Rosemary is generally recognised as safe for human consumption in quantities used as food. Consuming large amounts of rosemary may cause stomach and intestinal irritation, as well as seizures, owing to the high content of highly reactive monoterpene ketones, such as camphor. Topically, rosemary is not considered to be highly allergenic; however allergic contact dermatitis from rosemary has been reported, as has asthma from repeated occupational exposure. Rosemary essential oil should be diluted before topical application to minimise irritation.

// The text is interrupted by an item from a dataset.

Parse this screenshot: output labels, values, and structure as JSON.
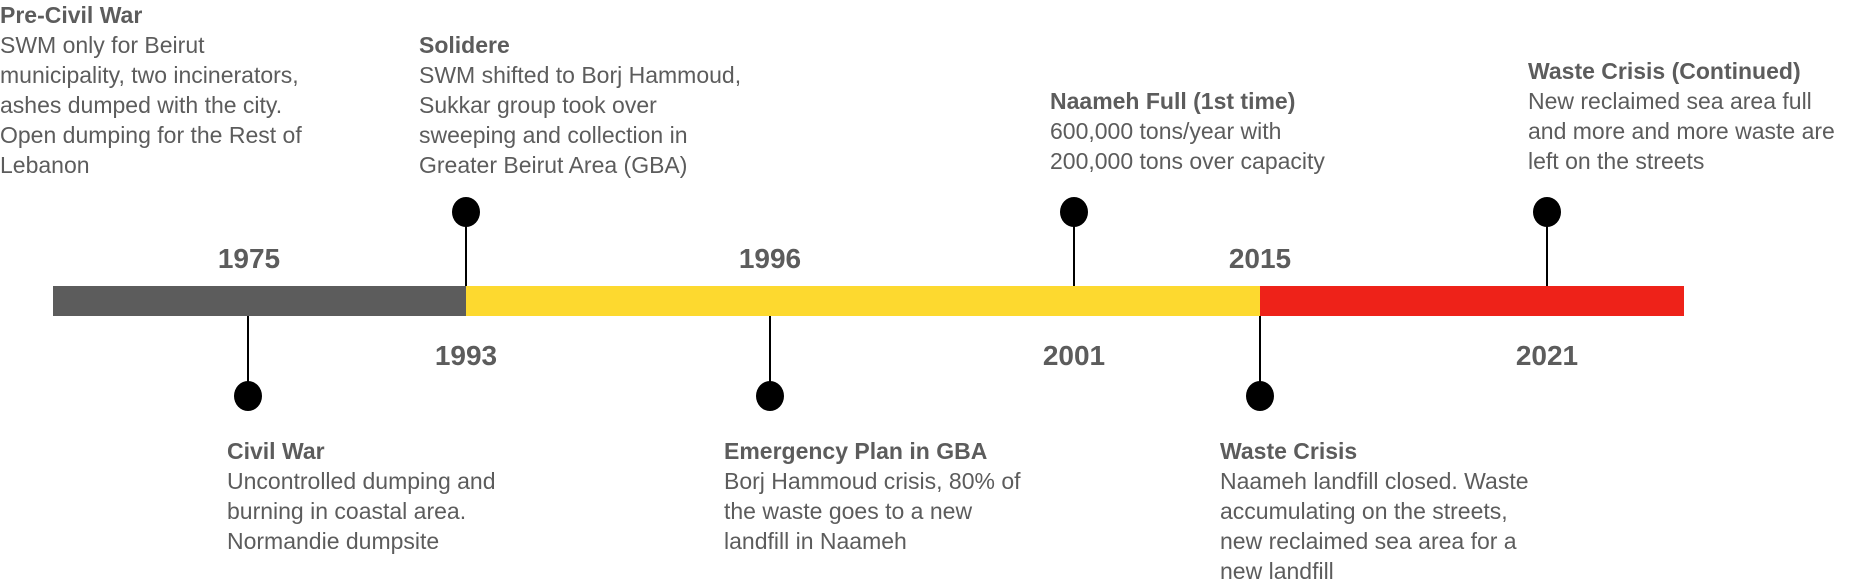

Controlled studies are not available; therefore, interactions are based on evidence of activity and are largely theoretical and speculative.
Rosemary extracts are widely used as an antioxidant to preserve foods; however, the phenolic-rich extracts may reduce the uptake of dietary iron.
Separate doses by 2 hours.
DRUGS DEPENDENT ON P-GLYCOPROTEIN TRANSPORT
Theoretically, increased drug uptake can occur with those drugs dependent on P-glycoprotein transport. The clinical significance of this finding remains to be tested, although it has been suggested that this activity may be used to enhance the effects of chemotherapeutic agents.
Rosemary has been shown to have an anti-implantation effect in rats, without interfering with normal fetal development post-implantation. It has been used as an abortive in Brazilian folk medicine and is not recommended for use in pregnancy.